Rebonsoir Yoann,
"Je lisais hier dans un cahier de l’Académie Anquetin que la terre d’ombre brûlée était à fuir comme la peste en peinture, en raison de son coté migratoire néfaste dans les autres couches… J’ai été assez surpris, j’en utilise énormément dans mes dessous. Versini disant cela mesure ses mots, j’imagine. La terre d'ombre brulée est-elle si terrible ? Qu’en penses-tu, toi ?
Certains prétendent en effet que, parmi ces nombreux méfaits, la terre d'ombre migrerait de couches en couches. Ceci étant, Claude Yvel l’emploie sans hésitation. Quant à Blockx, en qui j’ai toute confiance, il propose bien la terre d’ombre brûlée dans sa gamme.
Me concernant, page 202 de mon ouvrage, j’annonce ceci :
"Terres d’ombre naturelles et brûlées PBr7 : terres semi-opaques, riches en oxyde de fer et manganèse, particulièrement celles originaires de Chypre et d’Italie. En versions naturelles, elles tirent sur le vert ; sur le rouge, en versions brûlées.
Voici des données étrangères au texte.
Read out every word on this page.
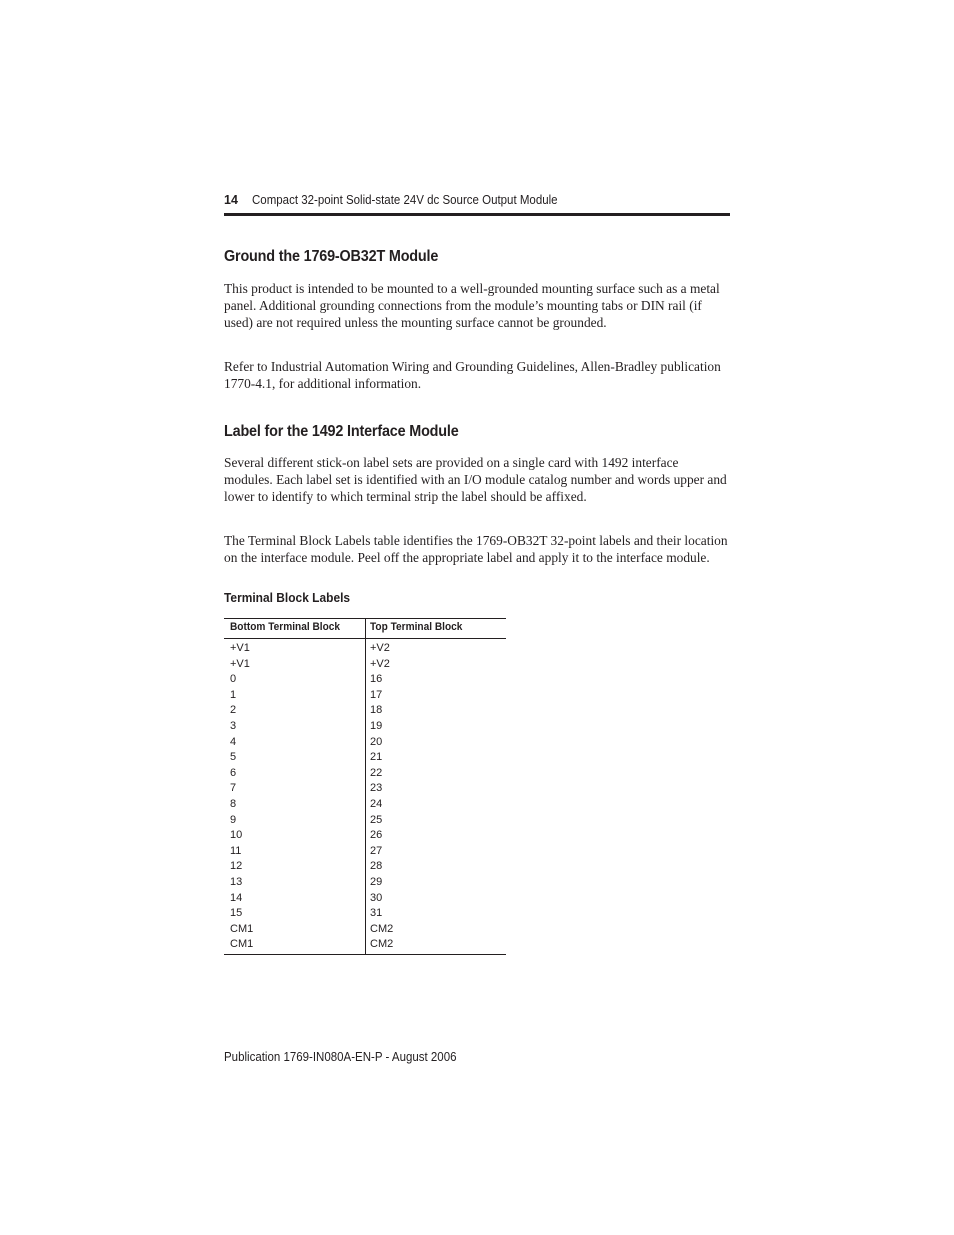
14 Compact 32-point Solid-state 24V dc Source Output Module
Ground the 1769-OB32T Module

This product is intended to be mounted to a well-grounded mounting surface such as a metal panel. Additional grounding connections from the module’s mounting tabs or DIN rail (if used) are not required unless the mounting surface cannot be grounded.

Refer to Industrial Automation Wiring and Grounding Guidelines, Allen-Bradley publication 1770-4.1, for additional information.

Label for the 1492 Interface Module

Several different stick-on label sets are provided on a single card with 1492 interface modules. Each label set is identified with an I/O module catalog number and words upper and lower to identify to which terminal strip the label should be affixed.

The Terminal Block Labels table identifies the 1769-OB32T 32-point labels and their location on the interface module. Peel off the appropriate label and apply it to the interface module.

Terminal Block Labels
Bottom Terminal Block	Top Terminal Block
+V1	+V2
+V1	+V2
0	16
1	17
2	18
3	19
4	20
5	21
6	22
7	23
8	24
9	25
10	26
11	27
12	28
13	29
14	30
15	31
CM1	CM2
CM1	CM2
Publication 1769-IN080A-EN-P - August 2006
Bien que souvent décriées comme tendant à repousser sous les couches qui leur sont superposées, à se dessécher de manière excessive et à noircir, leur excellente siccativité en fait des couleurs brunes non indispensables, mais fort utiles pour ébaucher en mélange aux couleurs siccativant difficilement, en particulier les tons foncés. On évitera, toutefois, de les utiliser pures, en épaisseur, et dans les couches finales."
"Camille Versini a également connaissance des bénéfices d’un bon médium qui isole et protège les pigments."
Si, effectivement, la tendance de la terre d'ombre à migrer (pour peu que cet effet soit bien avéré) t'inquiète, alors l'avis de Camille Versini concernant un médium de qualité (et elle pense, bien entendu, aux médiums thixotropes) est pleinement justifié. Car, si la pâte a été bien préparée, chaque particule pigmentaire se trouve enrobée dans le liant huileux, donc isolée de sa voisine. Et cette couche isolante est particulièrement efficace :
- premièrement, si la proportion de liant par rapport à la quantité pigmentaire n’est pas trop minime, donc si la pâte n'est pas trop maigre. En ce sens, l'apport d'un médium en cours d'exécution constitue précisément un enrichissement bienvenu de la pâte en liant ;
- Et, deuxièmement, si ce médium comporte des matériaux tendant à éviter la migration de l’huile : résine et cire en particulier. D’où, encore, l’intérêt des médiums gélifiés flamand et médiums vénitiens, qui figent très rapidement la touche picturale.